The file uploads successfully and it has no problems in authentication and gives me a 201 Created response. However the file is now containing junk lines on the top and bottom of it because its a multipart request sent using FormData().

Sample file content before upload:

Some sample text 
here is more text 
here is some other text

File content after downloadiong back from openstack container :

------WebKitFormBoundaryTEeQZVW5hNSWtIqS
Content-Disposition: form-data; name="file"; filename="c.txt"
Content-Type: text/plain
Some sample text 
here is more text 
here is some other text
------WebKitFormBoundaryTEeQZVW5hNSWtIqS--

I tried the FileReader to read the selected file as a binary string and wrote the content to the request body instead of FormData and the request which works fine for text files but not the binary files like XLSX or PDF The data is entirely corrupted this way.


Solution

  • I tried the FileReader to read the selected file as a binary string and wrote the content to the request body instead of FormData and the request which works fine for text files but not the binary files like XLSX or PDF The data is entirely corrupted this way.

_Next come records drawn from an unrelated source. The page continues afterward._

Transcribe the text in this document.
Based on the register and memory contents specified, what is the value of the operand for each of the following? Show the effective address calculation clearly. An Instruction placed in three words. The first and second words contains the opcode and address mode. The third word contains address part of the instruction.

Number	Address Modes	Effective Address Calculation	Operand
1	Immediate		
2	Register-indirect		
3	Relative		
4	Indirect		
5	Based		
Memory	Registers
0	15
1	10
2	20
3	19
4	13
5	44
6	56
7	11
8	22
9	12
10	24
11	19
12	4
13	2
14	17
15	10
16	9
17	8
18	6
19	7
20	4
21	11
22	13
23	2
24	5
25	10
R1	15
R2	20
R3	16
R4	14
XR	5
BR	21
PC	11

    The default operation for the $http service is to use Content-Type: application/json and to transform objects to JSON strings. For files from a FileList, the defaults need to be overridden:

    var config = { headers: {'Content-Type': undefined} };
    
    $http.put(url, fileList[0], config)
      .then(function(response) {
         console.log("Success");
    }).catch(function(response) {
         console.log("Error: ", response.status);
         throw response;
    });
    

    By setting Content-Type: undefined, the XHR send method will automatically set the content type header appropriately.

    Be aware that the base64 encoding of 'Content-Type': multipart/form-data adds 33% extra overhead. It is more efficient to send Blobs and File objects directly.

    Sending binary data as binary strings, will corrupt the data because the XHR API converts strings from DOMSTRING (UTF-16) to UTF-8. Avoid binary strings as they are non-standard and obsolete.